En los vv. 11-32 estamos ante una de las parábolas más bellas de
Jesús. La grandeza del corazón de Dios, su misericordia infinita, descrita en
las parábolas anteriores, se completa ahora con unos rasgos vivísimos de las
acciones del Padre (vv. 20-24; 31-32). En la parábola tiene enorme relieve el
hecho mismo de la conversión: «El proceso de la conversión y de la penitencia
fue descrito maravillosamente por Jesús en la parábola llamada “del hijo
pródigo”, cuyo centro es “el Padre misericordioso” (Lc 15,11-24): la
fascinación de una libertad ilusoria, el abandono de la casa paterna; la
miseria extrema en la que el hijo se encuentra tras haber dilapidado su
fortuna; la humillación profunda de verse obligado a apacentar cerdos, y peor
aún, la de desear alimentarse de las algarrobas que comían los cerdos; la
reflexión sobre los bienes perdidos; el arrepentimiento y la decisión de
declararse culpable ante su padre, el camino de retorno; la acogida generosa
del padre; la alegría del padre: todos estos son rasgos propios del proceso de
conversión. Las mejores vestiduras, el anillo y el banquete de fiesta son
símbolos de esta vida nueva, pura, digna, llena de alegría que es la vida del
hombre que vuelve a Dios y al seno de su familia, que es la Iglesia. Sólo el
corazón de Cristo, que conoce las profundidades del amor de su Padre, pudo
revelarnos el abismo de su misericordia de una manera tan llena de simplicidad
y de belleza» (Catecismo de la Iglesia Católica ,
n. 1439).
La parábola, muy sencilla en su profundidad, se narra desde tres
perspectivas: la del hijo menor, la del padre y la del hijo mayor. La historia
del hijo menor es casi un modelo del proceso del pecador: el abandono de la
casa paterna, la marcha a un país lejano donde no puede cumplir los deberes de
piedad con Dios ni con los suyos, la vida con los cerdos, etc. (vv. 13-15). Por
eso, «aquel hijo (...) es en cierto
sentido el hombre de todos los tiempos, comenzando por aquel que primeramente
perdió la herencia de la gracia y de la justicia original. (...) La parábola
toca indirectamente toda clase de rupturas de la alianza de amor, toda pérdida
de la gracia, todo pecado» (Juan Pablo II, Dives
in misericordia, n. 5). Pero, en un momento determinado, toma la decisión
de la conversión. Esa
decisión se compone de varias acciones: el hijo sabe que no sólo ha ofendido a
su padre, sino también a Dios (v. 18), y, sobre todo, es consciente de la
gravedad de su pecado: «En el centro de la conciencia del hijo pródigo, emerge
el sentido de la dignidad perdida, de aquella dignidad que brota de la relación
del hijo con el padre. Con esta decisión emprende el camino» (ibidem, n. 19).

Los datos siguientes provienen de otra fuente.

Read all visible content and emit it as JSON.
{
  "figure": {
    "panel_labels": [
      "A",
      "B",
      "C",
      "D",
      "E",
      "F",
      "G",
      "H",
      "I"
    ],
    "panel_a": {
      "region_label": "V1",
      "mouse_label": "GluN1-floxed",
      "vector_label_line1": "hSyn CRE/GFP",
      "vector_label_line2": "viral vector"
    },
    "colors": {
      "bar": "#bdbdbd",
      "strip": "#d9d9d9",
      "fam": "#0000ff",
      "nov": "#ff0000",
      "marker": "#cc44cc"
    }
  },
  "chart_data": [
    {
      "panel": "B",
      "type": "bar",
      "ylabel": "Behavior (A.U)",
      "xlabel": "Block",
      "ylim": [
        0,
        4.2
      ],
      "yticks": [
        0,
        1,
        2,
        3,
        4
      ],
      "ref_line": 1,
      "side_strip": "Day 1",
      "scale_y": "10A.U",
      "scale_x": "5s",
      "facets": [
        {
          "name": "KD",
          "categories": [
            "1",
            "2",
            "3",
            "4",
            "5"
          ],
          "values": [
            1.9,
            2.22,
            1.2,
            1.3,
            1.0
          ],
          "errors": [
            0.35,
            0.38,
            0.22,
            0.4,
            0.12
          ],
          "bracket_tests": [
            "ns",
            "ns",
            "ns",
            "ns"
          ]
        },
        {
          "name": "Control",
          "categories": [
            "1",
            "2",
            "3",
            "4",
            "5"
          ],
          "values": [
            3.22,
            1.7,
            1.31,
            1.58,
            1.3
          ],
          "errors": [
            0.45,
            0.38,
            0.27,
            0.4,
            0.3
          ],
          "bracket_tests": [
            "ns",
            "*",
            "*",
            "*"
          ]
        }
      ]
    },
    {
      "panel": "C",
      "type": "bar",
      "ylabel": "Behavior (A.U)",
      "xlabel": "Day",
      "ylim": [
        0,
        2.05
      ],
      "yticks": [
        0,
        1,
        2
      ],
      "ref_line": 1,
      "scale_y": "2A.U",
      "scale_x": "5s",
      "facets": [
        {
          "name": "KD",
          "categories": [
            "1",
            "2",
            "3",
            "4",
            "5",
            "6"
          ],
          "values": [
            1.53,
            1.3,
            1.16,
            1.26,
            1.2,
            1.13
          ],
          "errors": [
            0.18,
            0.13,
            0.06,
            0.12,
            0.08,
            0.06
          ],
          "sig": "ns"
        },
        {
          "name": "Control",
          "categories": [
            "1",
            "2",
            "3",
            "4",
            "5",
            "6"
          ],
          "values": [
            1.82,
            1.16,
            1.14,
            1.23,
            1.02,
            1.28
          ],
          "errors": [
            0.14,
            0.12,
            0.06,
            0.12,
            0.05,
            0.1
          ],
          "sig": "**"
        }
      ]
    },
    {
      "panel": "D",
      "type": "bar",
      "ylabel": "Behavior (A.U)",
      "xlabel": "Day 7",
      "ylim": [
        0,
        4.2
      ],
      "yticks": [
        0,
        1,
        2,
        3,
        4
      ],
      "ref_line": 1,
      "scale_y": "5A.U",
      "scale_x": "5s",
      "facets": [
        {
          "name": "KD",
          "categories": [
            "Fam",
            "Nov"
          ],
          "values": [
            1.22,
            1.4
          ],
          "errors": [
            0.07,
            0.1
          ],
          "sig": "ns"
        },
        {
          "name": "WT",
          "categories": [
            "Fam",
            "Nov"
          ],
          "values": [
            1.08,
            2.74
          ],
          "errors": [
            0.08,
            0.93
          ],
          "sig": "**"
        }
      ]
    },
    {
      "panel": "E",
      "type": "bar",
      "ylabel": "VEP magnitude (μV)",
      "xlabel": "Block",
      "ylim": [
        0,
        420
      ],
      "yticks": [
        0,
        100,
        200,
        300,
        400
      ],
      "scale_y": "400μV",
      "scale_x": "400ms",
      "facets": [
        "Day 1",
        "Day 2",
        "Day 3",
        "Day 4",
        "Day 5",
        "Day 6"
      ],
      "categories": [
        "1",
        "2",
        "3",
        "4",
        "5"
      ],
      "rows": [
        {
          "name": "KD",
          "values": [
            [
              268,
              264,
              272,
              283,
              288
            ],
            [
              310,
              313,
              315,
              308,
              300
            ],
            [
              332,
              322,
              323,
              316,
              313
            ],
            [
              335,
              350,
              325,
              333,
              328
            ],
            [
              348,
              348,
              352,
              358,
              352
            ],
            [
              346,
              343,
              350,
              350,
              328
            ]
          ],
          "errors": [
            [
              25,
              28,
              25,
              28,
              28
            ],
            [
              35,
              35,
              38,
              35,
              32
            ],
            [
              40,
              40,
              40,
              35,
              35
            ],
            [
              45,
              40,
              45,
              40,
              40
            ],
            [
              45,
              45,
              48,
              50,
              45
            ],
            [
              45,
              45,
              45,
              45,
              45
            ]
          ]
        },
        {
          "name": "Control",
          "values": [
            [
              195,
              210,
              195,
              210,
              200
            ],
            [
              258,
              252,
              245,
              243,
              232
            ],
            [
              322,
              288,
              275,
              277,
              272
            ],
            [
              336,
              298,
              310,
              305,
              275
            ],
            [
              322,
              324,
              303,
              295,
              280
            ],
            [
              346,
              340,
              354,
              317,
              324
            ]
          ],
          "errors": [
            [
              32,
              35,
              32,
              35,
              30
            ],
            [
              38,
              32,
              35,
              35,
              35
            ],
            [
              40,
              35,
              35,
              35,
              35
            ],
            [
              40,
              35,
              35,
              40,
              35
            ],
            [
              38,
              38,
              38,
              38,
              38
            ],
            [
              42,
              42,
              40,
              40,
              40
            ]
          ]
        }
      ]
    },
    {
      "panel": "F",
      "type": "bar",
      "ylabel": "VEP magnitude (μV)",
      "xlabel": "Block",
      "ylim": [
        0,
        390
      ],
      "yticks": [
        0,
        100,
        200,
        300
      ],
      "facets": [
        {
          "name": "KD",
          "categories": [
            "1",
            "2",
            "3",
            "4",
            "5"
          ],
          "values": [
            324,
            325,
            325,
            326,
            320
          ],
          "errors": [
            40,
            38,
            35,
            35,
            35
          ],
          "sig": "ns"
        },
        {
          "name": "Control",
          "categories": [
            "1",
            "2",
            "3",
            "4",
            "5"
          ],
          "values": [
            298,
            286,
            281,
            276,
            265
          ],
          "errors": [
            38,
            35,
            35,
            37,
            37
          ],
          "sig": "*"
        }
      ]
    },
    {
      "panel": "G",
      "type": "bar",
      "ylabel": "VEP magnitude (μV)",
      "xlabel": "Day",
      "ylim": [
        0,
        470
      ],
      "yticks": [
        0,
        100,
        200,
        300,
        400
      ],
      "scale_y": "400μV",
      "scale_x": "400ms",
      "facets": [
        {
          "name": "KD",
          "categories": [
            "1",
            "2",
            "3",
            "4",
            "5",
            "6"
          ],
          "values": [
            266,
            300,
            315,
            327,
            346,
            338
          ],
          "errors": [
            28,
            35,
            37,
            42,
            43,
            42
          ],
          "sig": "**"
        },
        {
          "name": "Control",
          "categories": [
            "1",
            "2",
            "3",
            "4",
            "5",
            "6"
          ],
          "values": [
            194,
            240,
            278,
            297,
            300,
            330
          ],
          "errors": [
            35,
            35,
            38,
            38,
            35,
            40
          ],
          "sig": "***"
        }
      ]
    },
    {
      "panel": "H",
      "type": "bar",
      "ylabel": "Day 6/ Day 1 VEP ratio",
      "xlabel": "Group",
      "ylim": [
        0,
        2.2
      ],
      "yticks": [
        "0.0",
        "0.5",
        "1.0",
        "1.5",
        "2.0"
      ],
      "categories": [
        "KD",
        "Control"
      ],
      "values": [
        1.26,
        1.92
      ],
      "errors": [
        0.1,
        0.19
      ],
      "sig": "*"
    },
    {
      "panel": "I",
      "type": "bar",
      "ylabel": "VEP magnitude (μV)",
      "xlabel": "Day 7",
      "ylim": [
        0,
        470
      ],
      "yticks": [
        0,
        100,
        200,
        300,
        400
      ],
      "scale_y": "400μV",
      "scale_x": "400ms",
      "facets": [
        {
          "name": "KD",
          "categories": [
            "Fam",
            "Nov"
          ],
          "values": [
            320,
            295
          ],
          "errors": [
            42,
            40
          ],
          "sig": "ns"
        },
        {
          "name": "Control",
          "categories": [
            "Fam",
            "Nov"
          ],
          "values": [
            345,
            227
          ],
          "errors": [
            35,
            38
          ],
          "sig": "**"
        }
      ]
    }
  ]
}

El relato nos muestra a continuación al Padre. Su modo de obrar
resulta sorprendente, como lo es el obrar de Dios con los hombres. Ciertamente
el perdón es también humano, pero, al perdón, el padre le añade el mejor traje,
el anillo, las sandalias y el ternero cebado: «El padre del hijo pródigo es fiel a su paternidad, fiel al amor
que desde siempre sentía por su hijo. Tal fidelidad se expresa en la parábola
no sólo con la inmediata prontitud en acogerlo cuando vuelve a casa después de
haber malgastado el patrimonio; se expresa aún más plenamente con aquella
alegría, con aquel júbilo tan generoso respecto al disipador después de su
vuelta» (ibidem, n. 6).
Todavía la parábola se detiene en otro personaje: el hijo mayor que se
siente ofendido por los gestos del padre. En el contexto histórico del
ministerio público de Jesús representa la posición de algunos judíos que «se
tenían por justos» (18,9) y pensaban que Dios estaba obligado a reconocer «sus
obras de justicia», despreciadas y ofendidas por la conducta misericordiosa de
Jesús hacia los pecadores. Por eso, en esta tercera escena, las quejas del hijo
y las palabras del padre ocupan casi el mismo espacio: «El hombre —todo hombre—
es también este hermano mayor. El egoísmo le hace ser celoso, le endurece el
corazón, lo ciega y le hace cerrarse a los demás y a Dios. La benignidad y la
misericordia del Padre lo irritan y lo enojan; la felicidad por el hermano
hallado tiene para él un sabor amargo. También bajo este aspecto él tiene
necesidad de convertirse para reconciliarse» (Juan Pablo II, Reconciliatio et paenitentia, n. 6).